On the first day of 2nd grade, the group mom introduced herself to me and out of nowhere she felt the need to add: “my son tested for gifted but we chose not to put him in the program because he wants to focus on baseball.”
My daughter does really well academically but she’s not in the 98 percentile (or whatever the gifted standards are) and I find it so hard that all of these kids are testing so high, just based on how percentiles work there’s seems to be waaay too many gifted kids for a standard population. Either I have the smartest neighbors or getting into gifted just requires really driven, high achieving parents with the money to test outside the school. Is gifted a status thing? Thoughts?

fisherkz@outlook.com
fisherkz@outlook.com
12 days ago
Reply to  SandraFace1000
12 days ago

You sound like you could be in our district. Yeah, high achieving students is definitely a status symbol, especially when there are a lot of wealthy parents who send their kids to advertised elite private schools. (Again , not that they’re better, but status…)So it sort of makes it “okay” for those who opt for public school, *if* you can get them in the specialty gifted program.

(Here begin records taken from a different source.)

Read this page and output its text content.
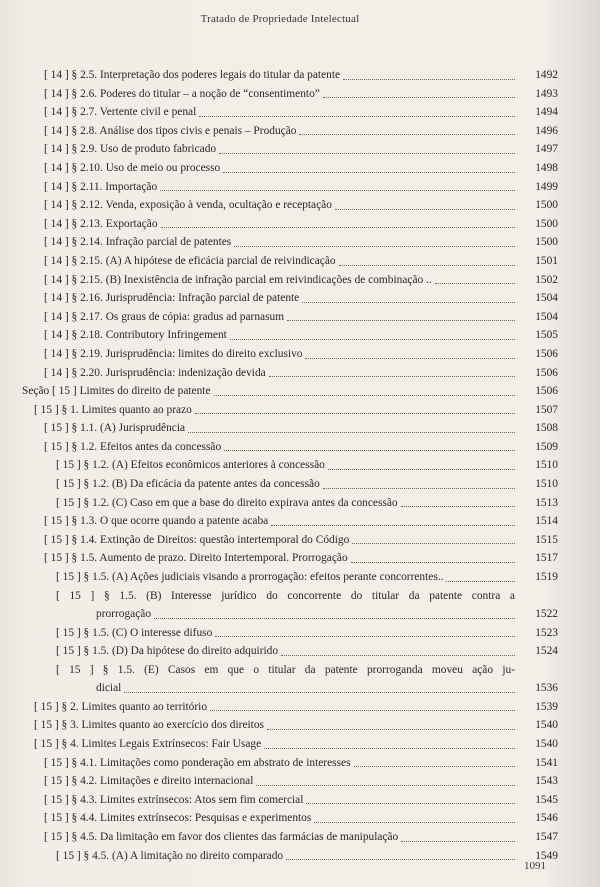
Tratado de Propriedade Intelectual
[ 14 ] § 2.5. Interpretação dos poderes legais do titular da patente	1492
[ 14 ] § 2.6. Poderes do titular – a noção de “consentimento”	1493
[ 14 ] § 2.7. Vertente civil e penal	1494
[ 14 ] § 2.8. Análise dos tipos civis e penais – Produção	1496
[ 14 ] § 2.9. Uso de produto fabricado	1497
[ 14 ] § 2.10. Uso de meio ou processo	1498
[ 14 ] § 2.11. Importação	1499
[ 14 ] § 2.12. Venda, exposição à venda, ocultação e receptação	1500
[ 14 ] § 2.13. Exportação	1500
[ 14 ] § 2.14. Infração parcial de patentes	1500
[ 14 ] § 2.15. (A) A hipótese de eficácia parcial de reivindicação	1501
[ 14 ] § 2.15. (B) Inexistência de infração parcial em reivindicações de combinação ..	1502
[ 14 ] § 2.16. Jurisprudência: Infração parcial de patente	1504
[ 14 ] § 2.17. Os graus de cópia: gradus ad parnasum	1504
[ 14 ] § 2.18. Contributory Infringement	1505
[ 14 ] § 2.19. Jurisprudência: limites do direito exclusivo	1506
[ 14 ] § 2.20. Jurisprudência: indenização devida	1506
Seção [ 15 ] Limites do direito de patente	1506
[ 15 ] § 1. Limites quanto ao prazo	1507
[ 15 ] § 1.1. (A) Jurisprudência	1508
[ 15 ] § 1.2. Efeitos antes da concessão	1509
[ 15 ] § 1.2. (A) Efeitos econômicos anteriores à concessão	1510
[ 15 ] § 1.2. (B) Da eficácia da patente antes da concessão	1510
[ 15 ] § 1.2. (C) Caso em que a base do direito expirava antes da concessão	1513
[ 15 ] § 1.3. O que ocorre quando a patente acaba	1514
[ 15 ] § 1.4. Extinção de Direitos: questão intertemporal do Código	1515
[ 15 ] § 1.5. Aumento de prazo. Direito Intertemporal. Prorrogação	1517
[ 15 ] § 1.5. (A) Ações judiciais visando a prorrogação: efeitos perante concorrentes..	1519
[ 15 ] § 1.5. (B) Interesse jurídico do concorrente do titular da patente contra a
prorrogação	1522
[ 15 ] § 1.5. (C) O interesse difuso	1523
[ 15 ] § 1.5. (D) Da hipótese do direito adquirido	1524
[ 15 ] § 1.5. (E) Casos em que o titular da patente prorroganda moveu ação ju-
dicial	1536
[ 15 ] § 2. Limites quanto ao território	1539
[ 15 ] § 3. Limites quanto ao exercício dos direitos	1540
[ 15 ] § 4. Limites Legais Extrínsecos: Fair Usage	1540
[ 15 ] § 4.1. Limitações como ponderação em abstrato de interesses	1541
[ 15 ] § 4.2. Limitações e direito internacional	1543
[ 15 ] § 4.3. Limites extrínsecos: Atos sem fim comercial	1545
[ 15 ] § 4.4. Limites extrínsecos: Pesquisas e experimentos	1546
[ 15 ] § 4.5. Da limitação em favor dos clientes das farmácias de manipulação	1547
[ 15 ] § 4.5. (A) A limitação no direito comparado	1549
1091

My husband and I were also the product of gifted programs in the 80s and 90s, and there were some clear benefits: namely, peer groups where it was okay to be “nerdy” and you could be proud of your achievements instead of having to hide them so you didn’t get made fun of or worse, bullied. You would also rise to the standard set by your peers–quality work, challenging yourself to grow. That said, the perfectionism and “who’s better” comparisons are pressure cookers, and I’m still working with my therapist decades later to unravel unhealthy behaviors and attitudes I absorbed that negatively impact my mental and now physical health. The sweet spot seems to be a hybrid pull out program where kids get to do enrichment projects with a like minded peer group a few times a week–enough to be challenged and generate shared friendships and bonds–but not all-immersive where the kids can lose perspective on the values of what is “normal.” But I’m not a PhD in childhood development. Just a mom of a similarly gifted kid on the cusp in a high-achieving geographic bubble, faced with the decision of what to do for our own.